Part 2 of 2

Bug 2: TrackingHandler Thread Dies

Another problem that Scott Hanselman informed me of was that he would frequently stop receiving Trackbacks, Pingbacks and Referrals on his posts. Furthermore, it was intermittent. This was troubling since losing a Trackback means it's lost forever. Well we went hunting in the code, and thanks to some UnitTest of a theory I had found the answer.

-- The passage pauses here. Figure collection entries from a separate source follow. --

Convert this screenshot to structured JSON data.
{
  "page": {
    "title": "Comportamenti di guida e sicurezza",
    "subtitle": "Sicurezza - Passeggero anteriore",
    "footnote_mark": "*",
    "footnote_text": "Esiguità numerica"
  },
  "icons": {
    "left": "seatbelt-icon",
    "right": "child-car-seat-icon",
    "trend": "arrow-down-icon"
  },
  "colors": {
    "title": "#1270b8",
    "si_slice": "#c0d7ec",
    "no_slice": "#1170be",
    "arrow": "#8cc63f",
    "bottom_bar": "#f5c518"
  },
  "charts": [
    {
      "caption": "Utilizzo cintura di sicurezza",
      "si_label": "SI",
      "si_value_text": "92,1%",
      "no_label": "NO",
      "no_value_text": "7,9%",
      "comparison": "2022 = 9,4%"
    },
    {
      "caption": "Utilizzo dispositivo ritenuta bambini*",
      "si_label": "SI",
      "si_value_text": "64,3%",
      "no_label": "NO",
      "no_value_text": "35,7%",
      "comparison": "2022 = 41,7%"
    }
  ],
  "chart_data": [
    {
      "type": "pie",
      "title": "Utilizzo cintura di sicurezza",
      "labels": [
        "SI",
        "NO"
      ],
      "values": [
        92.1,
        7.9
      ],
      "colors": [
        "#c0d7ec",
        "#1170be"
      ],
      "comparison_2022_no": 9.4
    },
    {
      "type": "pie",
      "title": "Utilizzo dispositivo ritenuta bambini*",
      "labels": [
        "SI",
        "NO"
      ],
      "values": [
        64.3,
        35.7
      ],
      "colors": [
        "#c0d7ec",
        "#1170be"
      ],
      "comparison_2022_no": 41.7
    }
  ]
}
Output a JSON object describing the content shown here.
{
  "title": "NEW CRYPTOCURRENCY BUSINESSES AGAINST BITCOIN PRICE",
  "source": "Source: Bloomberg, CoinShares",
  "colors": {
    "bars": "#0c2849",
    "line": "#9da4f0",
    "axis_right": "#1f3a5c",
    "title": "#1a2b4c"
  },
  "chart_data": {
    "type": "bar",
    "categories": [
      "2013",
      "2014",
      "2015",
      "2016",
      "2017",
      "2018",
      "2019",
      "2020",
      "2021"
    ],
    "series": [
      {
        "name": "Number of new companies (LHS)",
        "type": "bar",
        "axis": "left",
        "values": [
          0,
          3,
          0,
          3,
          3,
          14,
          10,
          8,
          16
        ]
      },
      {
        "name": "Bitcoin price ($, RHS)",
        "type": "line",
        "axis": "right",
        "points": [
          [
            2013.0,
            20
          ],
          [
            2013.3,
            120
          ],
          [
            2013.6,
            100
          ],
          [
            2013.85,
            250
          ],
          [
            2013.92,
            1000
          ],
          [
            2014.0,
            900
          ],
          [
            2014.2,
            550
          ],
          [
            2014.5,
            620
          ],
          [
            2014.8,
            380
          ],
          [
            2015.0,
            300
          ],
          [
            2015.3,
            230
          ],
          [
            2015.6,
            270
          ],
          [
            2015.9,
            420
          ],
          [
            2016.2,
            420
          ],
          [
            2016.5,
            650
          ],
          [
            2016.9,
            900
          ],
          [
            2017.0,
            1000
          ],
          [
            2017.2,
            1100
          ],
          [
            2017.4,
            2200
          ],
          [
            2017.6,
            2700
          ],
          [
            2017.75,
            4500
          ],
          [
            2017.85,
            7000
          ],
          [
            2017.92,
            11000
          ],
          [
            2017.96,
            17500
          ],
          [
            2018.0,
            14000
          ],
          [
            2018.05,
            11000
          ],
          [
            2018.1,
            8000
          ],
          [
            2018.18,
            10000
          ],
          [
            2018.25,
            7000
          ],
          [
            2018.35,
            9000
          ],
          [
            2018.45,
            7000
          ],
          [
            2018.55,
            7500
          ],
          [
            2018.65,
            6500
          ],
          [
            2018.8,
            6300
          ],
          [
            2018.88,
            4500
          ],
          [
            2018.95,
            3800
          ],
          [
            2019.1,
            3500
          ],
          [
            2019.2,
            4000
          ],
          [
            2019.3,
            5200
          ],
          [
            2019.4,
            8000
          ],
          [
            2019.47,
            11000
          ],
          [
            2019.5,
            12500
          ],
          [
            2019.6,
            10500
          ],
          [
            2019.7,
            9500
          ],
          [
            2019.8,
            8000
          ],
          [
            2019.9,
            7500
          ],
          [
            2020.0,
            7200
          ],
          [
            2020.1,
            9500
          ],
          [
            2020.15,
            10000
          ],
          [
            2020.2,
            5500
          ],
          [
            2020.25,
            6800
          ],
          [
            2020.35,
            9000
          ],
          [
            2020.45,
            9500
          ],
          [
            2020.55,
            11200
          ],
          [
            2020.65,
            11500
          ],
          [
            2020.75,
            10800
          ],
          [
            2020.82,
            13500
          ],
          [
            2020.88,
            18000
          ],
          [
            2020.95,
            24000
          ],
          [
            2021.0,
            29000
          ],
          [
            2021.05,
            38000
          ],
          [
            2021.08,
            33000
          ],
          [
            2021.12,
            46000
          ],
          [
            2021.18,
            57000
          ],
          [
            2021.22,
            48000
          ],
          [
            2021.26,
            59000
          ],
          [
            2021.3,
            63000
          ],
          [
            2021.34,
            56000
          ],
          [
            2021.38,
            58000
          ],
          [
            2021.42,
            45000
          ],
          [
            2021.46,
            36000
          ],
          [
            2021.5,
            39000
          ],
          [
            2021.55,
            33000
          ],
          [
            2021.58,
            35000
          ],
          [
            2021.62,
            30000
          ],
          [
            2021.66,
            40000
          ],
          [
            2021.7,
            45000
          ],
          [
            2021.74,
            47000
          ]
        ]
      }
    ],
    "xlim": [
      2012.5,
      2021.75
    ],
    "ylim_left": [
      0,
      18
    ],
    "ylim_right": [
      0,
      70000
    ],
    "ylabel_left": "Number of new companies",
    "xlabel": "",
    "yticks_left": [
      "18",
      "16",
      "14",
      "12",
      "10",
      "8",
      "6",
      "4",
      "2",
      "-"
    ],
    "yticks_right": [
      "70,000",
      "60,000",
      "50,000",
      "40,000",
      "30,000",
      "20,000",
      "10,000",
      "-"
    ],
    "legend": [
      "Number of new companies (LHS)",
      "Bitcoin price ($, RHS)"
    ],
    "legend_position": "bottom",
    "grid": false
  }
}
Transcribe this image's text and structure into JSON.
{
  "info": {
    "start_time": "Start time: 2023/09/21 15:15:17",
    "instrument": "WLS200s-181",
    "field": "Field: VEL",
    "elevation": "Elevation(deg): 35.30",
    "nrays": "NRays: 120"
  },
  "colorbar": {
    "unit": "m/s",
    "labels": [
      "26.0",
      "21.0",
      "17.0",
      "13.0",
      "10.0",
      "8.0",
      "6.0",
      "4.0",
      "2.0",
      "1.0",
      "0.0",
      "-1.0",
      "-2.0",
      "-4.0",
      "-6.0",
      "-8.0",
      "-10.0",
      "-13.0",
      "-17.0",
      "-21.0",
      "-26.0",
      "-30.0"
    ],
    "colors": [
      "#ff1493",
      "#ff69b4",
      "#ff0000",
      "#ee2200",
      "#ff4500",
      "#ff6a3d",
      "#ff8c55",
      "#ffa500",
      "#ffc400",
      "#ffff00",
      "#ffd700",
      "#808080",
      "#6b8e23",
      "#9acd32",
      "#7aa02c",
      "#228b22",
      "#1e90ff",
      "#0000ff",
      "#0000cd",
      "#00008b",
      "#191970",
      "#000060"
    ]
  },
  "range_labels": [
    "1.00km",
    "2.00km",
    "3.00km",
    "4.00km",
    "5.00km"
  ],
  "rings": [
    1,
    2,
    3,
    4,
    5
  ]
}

Basically the situation is this. Scott gets a lot of traffic. More than I do. There is a thread in dasBlog that sits around waiting for Trackbacks and the like. You use it by calling trackingQueue.Enqueue(tracking) and then trackingQueueEvent.Set(). So basically dasBlog can sit there and queue a bunch of trackings, and when it's ready the thread runs to execute them. The code looks like this:

private void TrackingHandler( )
{
    while ( true )
    {
        Tracking tracking;

        trackingQueueEvent.WaitOne();
        while ( true )
        {
            lock( trackingQueue.SyncRoot )
            {
                tracking = trackingQueue.Dequeue() as Tracking;
            }
            if ( tracking != null )
            {
                try
                {
                    InternalAddTracking( tracking );
                }
                catch (Exception e)
                {
                    ErrorTrace.Trace(TraceLevel.Error,e);
                }
            }

            if ( trackingQueue.Count == 0 )
            {
                break;
            }
        }
    }
}

The objects below are created like so:

trackingQueue = new Queue();
trackingQueueEvent = new AutoResetEvent(false);
trackingHandlerThread = new Thread(new ThreadStart(this.TrackingHandler));
trackingHandlerThread.IsBackground = true;
trackingHandlerThread.Start();

So, can you figure out what is wrong? Well I created a unit test that called this 100 times. What I quickly found out was that even though the code was calling break when the trackingQueue.Count was equal to zero the trackingQueueEvent.WaitOne() call wasn't blocking the while loop from continuing. This caused trackingQueue.Dequeue() to throw an unhanded exception (which should have been in a try catch anyway).

Not knowing a whole lot about this kind of threading I looked at a couple of docs and found the answer. Before calling break I added trackingQueueEvent.Reset(). Problem fixed (I hope).